Extraño la infamia;
extraño sus noches.
La vida de cabaret.
El arrabal,
las sustancias
y el límite que conformo con la decadencia.
Me extraño.
Y extraño mi cordura;
esa que gesté sobre el diván,
esa misma que me permite caminar sobre los extremos;
cabal demencia que me lleva a entrometerme
en los entresijos de la degeneración
y mostrarme ileso; intacto,
inerme;
esa cordura de donde nace la mordaz acidez de mi escritura.

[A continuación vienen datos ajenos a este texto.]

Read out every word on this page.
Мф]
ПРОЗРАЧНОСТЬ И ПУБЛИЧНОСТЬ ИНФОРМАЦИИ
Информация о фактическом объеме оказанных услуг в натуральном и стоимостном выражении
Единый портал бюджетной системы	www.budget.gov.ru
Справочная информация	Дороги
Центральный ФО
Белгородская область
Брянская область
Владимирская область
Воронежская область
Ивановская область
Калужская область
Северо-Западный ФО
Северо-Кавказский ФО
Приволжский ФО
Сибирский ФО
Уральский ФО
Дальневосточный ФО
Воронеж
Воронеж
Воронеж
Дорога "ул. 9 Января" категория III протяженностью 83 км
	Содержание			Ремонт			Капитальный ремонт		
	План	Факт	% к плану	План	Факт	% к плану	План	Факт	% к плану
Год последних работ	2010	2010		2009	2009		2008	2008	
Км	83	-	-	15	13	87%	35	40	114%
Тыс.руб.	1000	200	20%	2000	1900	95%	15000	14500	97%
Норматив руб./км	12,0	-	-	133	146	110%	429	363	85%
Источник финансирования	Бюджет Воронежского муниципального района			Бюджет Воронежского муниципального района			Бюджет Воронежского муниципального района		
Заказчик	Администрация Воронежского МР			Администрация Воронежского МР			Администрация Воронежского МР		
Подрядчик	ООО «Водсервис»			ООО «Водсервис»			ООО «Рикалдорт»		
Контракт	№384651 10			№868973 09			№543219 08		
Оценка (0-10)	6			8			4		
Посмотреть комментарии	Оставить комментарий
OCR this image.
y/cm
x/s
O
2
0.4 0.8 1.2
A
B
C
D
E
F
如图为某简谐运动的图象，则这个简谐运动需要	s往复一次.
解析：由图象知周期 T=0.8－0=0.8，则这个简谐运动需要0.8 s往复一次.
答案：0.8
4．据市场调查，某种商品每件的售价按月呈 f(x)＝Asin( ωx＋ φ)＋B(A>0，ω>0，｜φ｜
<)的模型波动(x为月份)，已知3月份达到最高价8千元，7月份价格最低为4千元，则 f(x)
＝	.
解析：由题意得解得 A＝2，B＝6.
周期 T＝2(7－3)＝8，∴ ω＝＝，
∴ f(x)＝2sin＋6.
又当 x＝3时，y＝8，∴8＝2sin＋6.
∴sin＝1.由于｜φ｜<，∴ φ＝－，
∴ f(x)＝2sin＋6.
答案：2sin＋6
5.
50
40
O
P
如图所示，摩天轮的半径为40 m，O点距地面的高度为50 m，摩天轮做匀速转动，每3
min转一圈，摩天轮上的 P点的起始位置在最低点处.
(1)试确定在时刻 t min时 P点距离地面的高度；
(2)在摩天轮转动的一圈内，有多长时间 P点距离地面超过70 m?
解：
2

Imposible negar que también extraño lo vil;
flagrante mácula que muestra
que mi melancolía es sólo ya una nostalgia,
un placer:
firme estética que se ornamenta de locura y malicia.
Es por eso que también extraño el ruido y los gemidos,
las pasiones y los arrebatos;
extraño la ligereza de la indecencia
y la manía sutil de la posesión.
Y extraño tu cuerpo,
sobre todo cuando es vestido de mi cuerpo;
y esa forma tan nuestra de arroparnos con las extravagancias de los excesos,
firme delicadeza que permite disfrutar de la frialdad de los vendavales
que impregnan a todo acto de soledad… y a todo acto de libertad.
Extraño el vértigo,
extraño el ímpetu:
hospicio del grave y rítmico eco que se gesta en la maraña que se enreda
con elegante dulzura alrededor de mi pasión.
Gitanerías.
EPÍLOGO
La costa del cantábrico es de una ligereza y una tranquilidad tal que
se convierte en buen lugar para llegar y morir en paz.
Es una lástima que la vida me hierba la sangre con su hedor.